Ohhh ja, es lohnt sich. Und wie! Obwohl ich gleich zur Einschränkung hinterherschicken muss, dass ich "lediglich" von core2 auf nehalem gesprungen bin.

Ich kann mich leider nicht entsinnen, ob es den Nehalem vor drei Jahren, als ich mir meinen Quad-Core gebraucht gekauft habe, auch schon gab und ich core2

nur aus Verlegen- oder Sicherheit gewählt habe. Denn core2 soll offiziell nur 'MMX, SSE, SSE2, SSE3 and SSSE3' unterstützen, ich hatte aber auf jedenfall von

Anfang an auch 'SSE4.1, SSE4.2' drin stehen. Keine Ahnung ob das dann überhaupt anschlug. Dank der "Tricks" von https://wiki.gentoo.org/wiki/CFLAGS war

es nun erstmals möglich wirklich alles rauszufinden, was da noch geht. Ich bin jedenfalls sehr dankbar, dass ich über diesen Thread gesolpert bin  :Smile: 

----------

## ChrisJumper

Hi rogge,

also mein ivybride System läuft auch genau so wie es soll. Aber von meinem Test mit dem 6.3.0 gcc bin ich erst mal zurück getreten.

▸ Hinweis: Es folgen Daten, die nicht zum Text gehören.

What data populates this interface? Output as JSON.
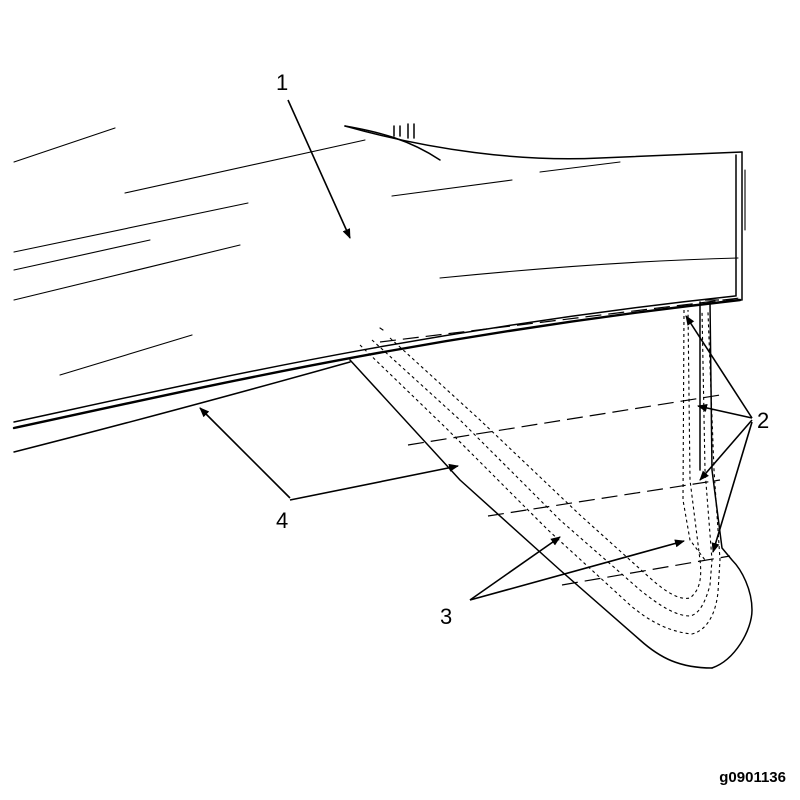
{
  "callouts": {
    "c1": "1",
    "c2": "2",
    "c3": "3",
    "c4": "4"
  },
  "figure_id": "g0901136"
}
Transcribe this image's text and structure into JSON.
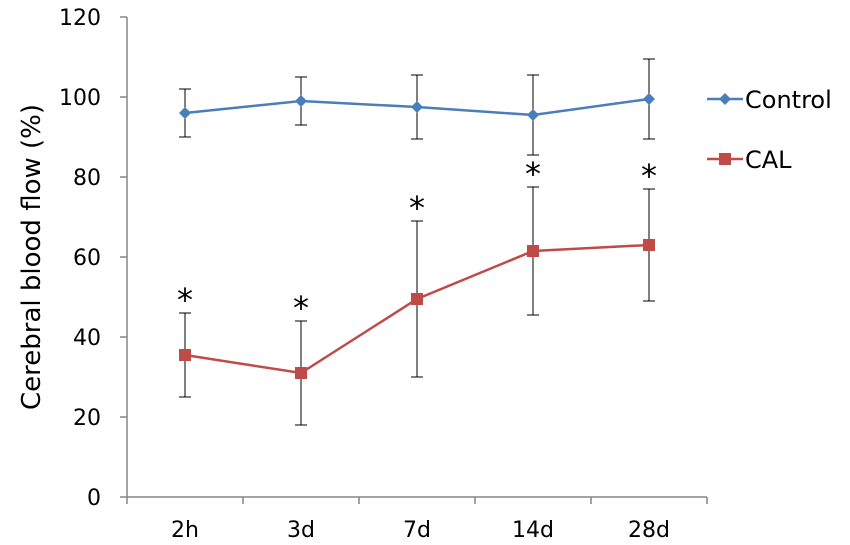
{
  "chart_data": {
    "type": "line",
    "title": "",
    "xlabel": "",
    "ylabel": "Cerebral blood flow (%)",
    "ylim": [
      0,
      120
    ],
    "yticks": [
      0,
      20,
      40,
      60,
      80,
      100,
      120
    ],
    "grid": false,
    "legend_position": "right",
    "categories": [
      "2h",
      "3d",
      "7d",
      "14d",
      "28d"
    ],
    "series": [
      {
        "name": "Control",
        "color": "#4a7ebb",
        "marker": "diamond",
        "values": [
          96,
          99,
          97.5,
          95.5,
          99.5
        ],
        "error": [
          6,
          6,
          8,
          10,
          10
        ]
      },
      {
        "name": "CAL",
        "color": "#be4b48",
        "marker": "square",
        "values": [
          35.5,
          31,
          49.5,
          61.5,
          63
        ],
        "error": [
          10.5,
          13,
          19.5,
          16,
          14
        ]
      }
    ],
    "annotations": [
      {
        "category": "2h",
        "text": "*"
      },
      {
        "category": "3d",
        "text": "*"
      },
      {
        "category": "7d",
        "text": "*"
      },
      {
        "category": "14d",
        "text": "*"
      },
      {
        "category": "28d",
        "text": "*"
      }
    ]
  }
}
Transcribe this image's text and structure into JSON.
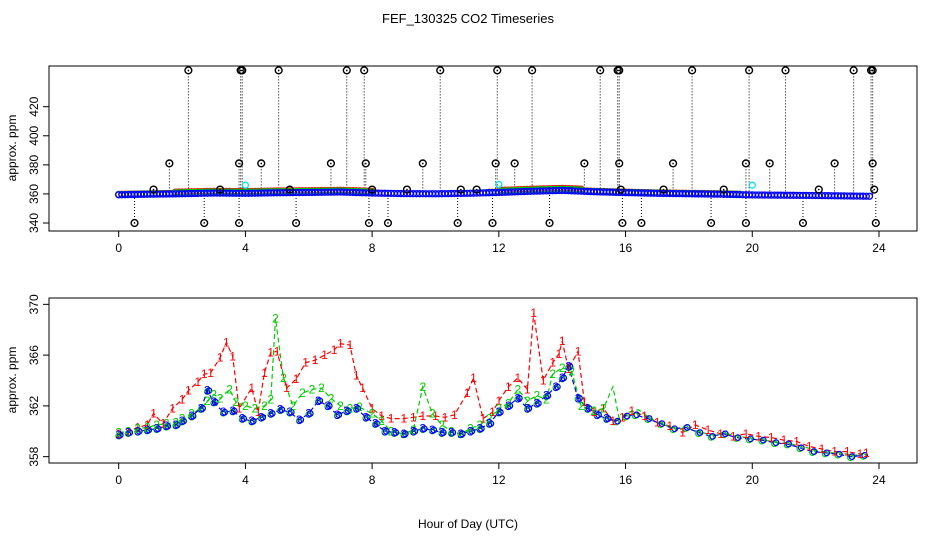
{
  "title": "FEF_130325  CO2 Timeseries",
  "chart_data": [
    {
      "type": "scatter",
      "ylabel": "approx. ppm",
      "xlim": [
        -2.2,
        25.2
      ],
      "ylim": [
        334.5,
        448
      ],
      "xticks": [
        "0",
        "4",
        "8",
        "12",
        "16",
        "20",
        "24"
      ],
      "yticks": [
        "340",
        "360",
        "380",
        "400",
        "420"
      ],
      "ytick_values": [
        340,
        360,
        380,
        400,
        420
      ],
      "colors": {
        "ch1": "#ff0000",
        "ch2": "#00cd00",
        "ch3": "#0000ff",
        "flag": "#000000",
        "cyan": "#00e5ee"
      },
      "baseline": [
        [
          0,
          359.4
        ],
        [
          1,
          359.8
        ],
        [
          2,
          360.1
        ],
        [
          3,
          360.6
        ],
        [
          4,
          360.4
        ],
        [
          5,
          360.8
        ],
        [
          6,
          361.0
        ],
        [
          7,
          361.3
        ],
        [
          8,
          360.6
        ],
        [
          9,
          360.2
        ],
        [
          10,
          360.1
        ],
        [
          11,
          360.4
        ],
        [
          12,
          361.0
        ],
        [
          13,
          361.8
        ],
        [
          14,
          362.4
        ],
        [
          15,
          361.5
        ],
        [
          16,
          360.9
        ],
        [
          17,
          360.4
        ],
        [
          18,
          360.1
        ],
        [
          19,
          359.8
        ],
        [
          20,
          359.3
        ],
        [
          21,
          359.1
        ],
        [
          22,
          358.9
        ],
        [
          23,
          358.6
        ],
        [
          23.7,
          358.4
        ]
      ],
      "flags_high": [
        2.2,
        3.85,
        3.9,
        5.05,
        7.2,
        7.75,
        10.15,
        11.95,
        13.05,
        15.2,
        15.75,
        15.8,
        18.1,
        19.9,
        21.05,
        23.2,
        23.75,
        23.8
      ],
      "flags_mid": [
        1.6,
        3.8,
        4.5,
        6.7,
        7.8,
        9.6,
        11.9,
        12.5,
        14.7,
        15.8,
        17.5,
        19.8,
        20.55,
        22.6,
        23.8
      ],
      "flags_low": [
        0.5,
        2.7,
        3.8,
        5.6,
        7.9,
        8.5,
        10.7,
        11.8,
        13.6,
        15.9,
        16.5,
        18.7,
        19.8,
        21.6,
        23.9
      ],
      "flags_near": [
        1.1,
        3.2,
        5.4,
        8.0,
        9.1,
        10.8,
        11.3,
        15.85,
        17.2,
        19.1,
        22.1,
        23.85
      ],
      "high_value": 445,
      "mid_value": 381,
      "low_value": 340,
      "near_value": 363,
      "cyan_points": [
        [
          4.0,
          366
        ],
        [
          12.0,
          366.5
        ],
        [
          20.0,
          366
        ]
      ]
    },
    {
      "type": "line",
      "ylabel": "approx. ppm",
      "xlabel": "Hour of Day (UTC)",
      "xlim": [
        -2.2,
        25.2
      ],
      "ylim": [
        357.5,
        370.5
      ],
      "xticks": [
        "0",
        "4",
        "8",
        "12",
        "16",
        "20",
        "24"
      ],
      "yticks": [
        "358",
        "362",
        "366",
        "370"
      ],
      "ytick_values": [
        358,
        362,
        366,
        370
      ],
      "series": [
        {
          "marker": "1",
          "color": "#ff0000",
          "values": [
            [
              0,
              359.8
            ],
            [
              0.3,
              360.0
            ],
            [
              0.6,
              360.3
            ],
            [
              0.9,
              360.5
            ],
            [
              1.1,
              361.4
            ],
            [
              1.4,
              360.6
            ],
            [
              1.7,
              361.8
            ],
            [
              2.0,
              362.5
            ],
            [
              2.2,
              363.2
            ],
            [
              2.5,
              363.9
            ],
            [
              2.7,
              364.5
            ],
            [
              2.9,
              364.6
            ],
            [
              3.2,
              365.8
            ],
            [
              3.4,
              367.0
            ],
            [
              3.6,
              365.9
            ],
            [
              3.8,
              361.8
            ],
            [
              4.2,
              363.4
            ],
            [
              4.4,
              361.5
            ],
            [
              4.6,
              364.6
            ],
            [
              4.8,
              366.2
            ],
            [
              5.0,
              366.3
            ],
            [
              5.3,
              363.4
            ],
            [
              5.6,
              364.1
            ],
            [
              5.9,
              365.4
            ],
            [
              6.2,
              365.6
            ],
            [
              6.5,
              366.0
            ],
            [
              6.8,
              366.4
            ],
            [
              7.0,
              366.9
            ],
            [
              7.3,
              366.8
            ],
            [
              7.5,
              364.4
            ],
            [
              7.7,
              363.4
            ],
            [
              8.0,
              361.8
            ],
            [
              8.3,
              361.2
            ],
            [
              8.6,
              361.0
            ],
            [
              9.0,
              361.0
            ],
            [
              9.3,
              361.1
            ],
            [
              9.6,
              361.2
            ],
            [
              10.0,
              361.2
            ],
            [
              10.3,
              361.1
            ],
            [
              10.6,
              361.3
            ],
            [
              11.0,
              363.0
            ],
            [
              11.2,
              364.2
            ],
            [
              11.5,
              361.0
            ],
            [
              11.8,
              361.5
            ],
            [
              12.0,
              362.4
            ],
            [
              12.3,
              363.5
            ],
            [
              12.6,
              364.2
            ],
            [
              12.9,
              363.3
            ],
            [
              13.1,
              369.3
            ],
            [
              13.4,
              364.0
            ],
            [
              13.7,
              365.4
            ],
            [
              13.9,
              366.1
            ],
            [
              14.0,
              367.1
            ],
            [
              14.2,
              364.9
            ],
            [
              14.5,
              366.3
            ],
            [
              14.7,
              362.3
            ],
            [
              15.0,
              361.5
            ],
            [
              15.3,
              361.8
            ],
            [
              15.6,
              360.8
            ],
            [
              15.9,
              361.1
            ],
            [
              16.2,
              361.6
            ],
            [
              16.6,
              361.2
            ],
            [
              17.0,
              360.7
            ],
            [
              17.4,
              360.4
            ],
            [
              17.8,
              359.9
            ],
            [
              18.2,
              360.5
            ],
            [
              18.6,
              360.1
            ],
            [
              19.0,
              359.8
            ],
            [
              19.4,
              359.6
            ],
            [
              19.8,
              359.8
            ],
            [
              20.2,
              359.6
            ],
            [
              20.6,
              359.5
            ],
            [
              21.0,
              359.3
            ],
            [
              21.4,
              359.2
            ],
            [
              21.8,
              358.8
            ],
            [
              22.2,
              358.6
            ],
            [
              22.6,
              358.4
            ],
            [
              23.0,
              358.4
            ],
            [
              23.4,
              358.2
            ],
            [
              23.6,
              358.3
            ]
          ]
        },
        {
          "marker": "2",
          "color": "#00cd00",
          "values": [
            [
              0,
              359.9
            ],
            [
              0.3,
              360.0
            ],
            [
              0.6,
              360.2
            ],
            [
              0.9,
              360.3
            ],
            [
              1.2,
              360.5
            ],
            [
              1.5,
              360.6
            ],
            [
              1.8,
              360.7
            ],
            [
              2.0,
              361.0
            ],
            [
              2.3,
              361.4
            ],
            [
              2.6,
              361.8
            ],
            [
              2.8,
              362.4
            ],
            [
              3.0,
              362.9
            ],
            [
              3.2,
              362.6
            ],
            [
              3.5,
              363.3
            ],
            [
              3.7,
              362.3
            ],
            [
              4.0,
              362.0
            ],
            [
              4.3,
              361.8
            ],
            [
              4.6,
              362.0
            ],
            [
              4.8,
              362.5
            ],
            [
              4.95,
              368.9
            ],
            [
              5.2,
              364.2
            ],
            [
              5.5,
              362.0
            ],
            [
              5.8,
              363.0
            ],
            [
              6.1,
              363.3
            ],
            [
              6.4,
              363.4
            ],
            [
              6.7,
              362.6
            ],
            [
              7.0,
              362.0
            ],
            [
              7.3,
              361.8
            ],
            [
              7.6,
              361.9
            ],
            [
              8.0,
              361.4
            ],
            [
              8.3,
              360.8
            ],
            [
              8.6,
              360.0
            ],
            [
              9.0,
              359.8
            ],
            [
              9.3,
              360.1
            ],
            [
              9.6,
              363.5
            ],
            [
              9.9,
              361.4
            ],
            [
              10.2,
              360.5
            ],
            [
              10.5,
              360.0
            ],
            [
              10.8,
              359.8
            ],
            [
              11.1,
              360.2
            ],
            [
              11.4,
              360.5
            ],
            [
              11.7,
              361.0
            ],
            [
              12.0,
              361.8
            ],
            [
              12.3,
              362.2
            ],
            [
              12.6,
              363.3
            ],
            [
              12.9,
              362.4
            ],
            [
              13.2,
              362.8
            ],
            [
              13.5,
              362.5
            ],
            [
              13.7,
              364.5
            ],
            [
              14.0,
              365.0
            ],
            [
              14.3,
              364.7
            ],
            [
              14.6,
              362.0
            ],
            [
              15.0,
              361.6
            ],
            [
              15.3,
              361.8
            ],
            [
              15.6,
              363.5
            ],
            [
              15.8,
              361.0
            ],
            [
              16.1,
              361.5
            ],
            [
              16.4,
              361.7
            ],
            [
              16.8,
              361.0
            ],
            [
              17.2,
              360.5
            ],
            [
              17.6,
              360.2
            ],
            [
              18.0,
              360.2
            ],
            [
              18.4,
              359.9
            ],
            [
              18.8,
              359.7
            ],
            [
              19.2,
              359.8
            ],
            [
              19.6,
              359.6
            ],
            [
              20.0,
              359.4
            ],
            [
              20.4,
              359.3
            ],
            [
              20.8,
              359.1
            ],
            [
              21.2,
              359.0
            ],
            [
              21.6,
              358.8
            ],
            [
              22.0,
              358.5
            ],
            [
              22.4,
              358.3
            ],
            [
              22.8,
              358.3
            ],
            [
              23.2,
              358.1
            ],
            [
              23.5,
              358.2
            ]
          ]
        },
        {
          "marker": "3",
          "color": "#0000ff",
          "values": [
            [
              0,
              359.7
            ],
            [
              0.3,
              359.9
            ],
            [
              0.6,
              360.0
            ],
            [
              0.9,
              360.1
            ],
            [
              1.2,
              360.2
            ],
            [
              1.5,
              360.4
            ],
            [
              1.8,
              360.5
            ],
            [
              2.0,
              360.8
            ],
            [
              2.3,
              361.2
            ],
            [
              2.6,
              361.8
            ],
            [
              2.8,
              363.2
            ],
            [
              3.0,
              362.3
            ],
            [
              3.3,
              361.5
            ],
            [
              3.6,
              361.6
            ],
            [
              3.9,
              361.0
            ],
            [
              4.2,
              360.8
            ],
            [
              4.5,
              361.1
            ],
            [
              4.8,
              361.4
            ],
            [
              5.1,
              361.7
            ],
            [
              5.4,
              361.5
            ],
            [
              5.7,
              360.9
            ],
            [
              6.0,
              361.4
            ],
            [
              6.3,
              362.4
            ],
            [
              6.6,
              362.0
            ],
            [
              6.9,
              361.3
            ],
            [
              7.2,
              361.6
            ],
            [
              7.5,
              361.8
            ],
            [
              7.8,
              361.1
            ],
            [
              8.1,
              360.6
            ],
            [
              8.4,
              360.0
            ],
            [
              8.7,
              359.9
            ],
            [
              9.0,
              359.8
            ],
            [
              9.3,
              360.0
            ],
            [
              9.6,
              360.2
            ],
            [
              9.9,
              360.1
            ],
            [
              10.2,
              359.9
            ],
            [
              10.5,
              359.9
            ],
            [
              10.8,
              359.8
            ],
            [
              11.1,
              360.0
            ],
            [
              11.4,
              360.2
            ],
            [
              11.7,
              360.6
            ],
            [
              12.0,
              361.5
            ],
            [
              12.3,
              362.0
            ],
            [
              12.6,
              362.6
            ],
            [
              12.9,
              361.8
            ],
            [
              13.2,
              362.2
            ],
            [
              13.5,
              362.8
            ],
            [
              13.8,
              363.5
            ],
            [
              14.0,
              364.2
            ],
            [
              14.2,
              365.1
            ],
            [
              14.5,
              362.6
            ],
            [
              14.8,
              361.8
            ],
            [
              15.1,
              361.3
            ],
            [
              15.4,
              361.0
            ],
            [
              15.7,
              360.8
            ],
            [
              16.0,
              361.2
            ],
            [
              16.3,
              361.3
            ],
            [
              16.7,
              361.0
            ],
            [
              17.1,
              360.6
            ],
            [
              17.5,
              360.2
            ],
            [
              17.9,
              360.3
            ],
            [
              18.3,
              359.9
            ],
            [
              18.7,
              359.6
            ],
            [
              19.1,
              359.8
            ],
            [
              19.5,
              359.5
            ],
            [
              19.9,
              359.4
            ],
            [
              20.3,
              359.3
            ],
            [
              20.7,
              359.1
            ],
            [
              21.1,
              359.0
            ],
            [
              21.5,
              358.7
            ],
            [
              21.9,
              358.4
            ],
            [
              22.3,
              358.3
            ],
            [
              22.7,
              358.2
            ],
            [
              23.1,
              358.0
            ],
            [
              23.5,
              358.1
            ]
          ]
        }
      ]
    }
  ]
}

Nach der Installation wollte der Kernel einfach nicht booten, auch ein neuer anderer Kernel mit minimal frisch eingestellter .config wollte das nicht.

Nach einem Versuch gcc auf 6.3.0 zu heben um das System mit "Skylake" zu compileren, davon rate ich aktuell noch ab. Obwohl emerge -e komplett durch lief. Stellte ich später auf gcc-4.9.4 zurück und selbst das hat nicht so gut geklappt (libcrypt hatte einen Nullpointer fehler). Zwar lief der Rest später nach einem emerge -e System durch, aber ich kam nicht an dem Problem vorbei das der Kernel nach der grub2 Bootsequenz, entpackt wurde, trotzdem nicht botten wollte.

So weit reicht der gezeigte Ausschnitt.